Heading up the Dale, we made a stop at Neil Fairless's yard to order some needed supplies. Neil does a lot of work for the Blue Circle cement works, which is right next to his yard. Evidently they had recently blasted through an ore vein, and wanted Neil to truck the stuff off for them. As they are making cement, things such as galena and fluorite are an unwanted contaminant. He had a few bits there for us, and offered to let us explore the dump when he gets it sorted out. The cement quarry is one of the few places beside the Heights and Rogerley where green fluorite is found here in Weardale. It would be nice to think that a few bits may have survived the blasting and dumping process. Today's postcard is a view of the cement plant from up at the Heights Quarry.

Stopped at the office on the way back to the cottage and found Isabelle's daughter Vicky just returned from a trip to Bali, where her father lives. In the middle of the floor was a huge suitcase, which she, despite being thoroughly jet lagged, was excavating to show off things she had brought back for various people. She also passed around some Indonesian bank notes, which were quite fancy and colorful. One, a 5000 rupiah note (which is worth around 30 pence, I am told) had an engraving of a volcano on one side. I guess this stands to reason, as Indonesia has more active volcanoes per square mile than anywhere else on the planet. Anyway, I now have a colorful, delicately engraved, almost worthless Indonesian bank note with a volcano on it.

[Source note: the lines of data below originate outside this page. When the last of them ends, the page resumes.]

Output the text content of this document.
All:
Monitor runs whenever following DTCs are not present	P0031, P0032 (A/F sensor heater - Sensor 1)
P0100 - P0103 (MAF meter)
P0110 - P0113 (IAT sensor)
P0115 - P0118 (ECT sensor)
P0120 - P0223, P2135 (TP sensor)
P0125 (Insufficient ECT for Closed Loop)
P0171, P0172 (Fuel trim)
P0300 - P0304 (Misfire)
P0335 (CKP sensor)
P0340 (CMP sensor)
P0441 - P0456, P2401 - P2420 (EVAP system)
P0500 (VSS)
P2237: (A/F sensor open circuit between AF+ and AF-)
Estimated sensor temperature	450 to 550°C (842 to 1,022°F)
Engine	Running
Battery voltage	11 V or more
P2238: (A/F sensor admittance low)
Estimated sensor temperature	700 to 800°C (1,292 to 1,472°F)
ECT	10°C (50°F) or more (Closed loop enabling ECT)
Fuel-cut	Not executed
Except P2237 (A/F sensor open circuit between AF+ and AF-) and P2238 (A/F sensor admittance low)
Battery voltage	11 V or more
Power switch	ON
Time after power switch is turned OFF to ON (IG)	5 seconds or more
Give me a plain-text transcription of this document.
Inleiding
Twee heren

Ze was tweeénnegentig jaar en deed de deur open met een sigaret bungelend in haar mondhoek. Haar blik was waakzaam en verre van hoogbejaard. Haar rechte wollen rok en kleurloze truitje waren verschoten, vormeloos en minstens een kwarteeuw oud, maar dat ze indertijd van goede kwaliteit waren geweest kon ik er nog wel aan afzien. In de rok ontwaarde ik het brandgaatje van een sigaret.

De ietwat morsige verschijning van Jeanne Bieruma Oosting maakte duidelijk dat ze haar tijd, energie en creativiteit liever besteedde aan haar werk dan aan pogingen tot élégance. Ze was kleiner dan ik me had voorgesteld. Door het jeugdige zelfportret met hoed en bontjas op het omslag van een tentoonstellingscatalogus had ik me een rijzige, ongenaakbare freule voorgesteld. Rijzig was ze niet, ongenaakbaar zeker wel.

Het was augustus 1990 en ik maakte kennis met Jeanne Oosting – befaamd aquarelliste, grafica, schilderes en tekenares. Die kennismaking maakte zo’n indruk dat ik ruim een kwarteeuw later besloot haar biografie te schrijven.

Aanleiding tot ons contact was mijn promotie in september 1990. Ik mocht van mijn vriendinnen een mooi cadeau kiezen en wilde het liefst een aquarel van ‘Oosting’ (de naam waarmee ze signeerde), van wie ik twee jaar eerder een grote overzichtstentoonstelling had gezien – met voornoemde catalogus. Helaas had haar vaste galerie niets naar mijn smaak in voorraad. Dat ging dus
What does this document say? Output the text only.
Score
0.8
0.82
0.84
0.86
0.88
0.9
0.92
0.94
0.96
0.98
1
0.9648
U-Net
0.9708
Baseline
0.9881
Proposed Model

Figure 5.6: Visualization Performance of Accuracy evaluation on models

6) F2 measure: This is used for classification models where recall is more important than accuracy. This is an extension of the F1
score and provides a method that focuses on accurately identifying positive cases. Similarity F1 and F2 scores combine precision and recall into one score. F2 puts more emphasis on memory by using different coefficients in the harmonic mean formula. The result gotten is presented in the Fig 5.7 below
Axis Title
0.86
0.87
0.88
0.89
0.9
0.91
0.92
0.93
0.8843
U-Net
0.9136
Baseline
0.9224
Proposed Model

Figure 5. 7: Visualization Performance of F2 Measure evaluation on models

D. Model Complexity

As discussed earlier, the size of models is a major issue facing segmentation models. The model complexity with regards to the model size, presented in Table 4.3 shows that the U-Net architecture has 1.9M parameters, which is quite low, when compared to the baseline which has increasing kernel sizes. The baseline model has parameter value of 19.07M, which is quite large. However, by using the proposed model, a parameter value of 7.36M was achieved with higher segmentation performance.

Byron soon showed up, followed shortly by Bill with his parents and niece in tow. After a bit of a chat, we all headed up to the cottage and had a spaghetti feed. Fitting seven people around our little kitchen table is a bit of a trick, but everyone was soon fed.

Today, if things go as planned, I will be at the mine helping Byron collect and taking some notes on what has been exposed by our recent tunneling. This evening, being one of the local American "celebrities", I am to present the science project awards at the local school in St. John's Chapel. Should be interesting.

Stay tuned for more….


Jesse and the Crew

The Blue Circle cement plant seen from the Heights Quarry.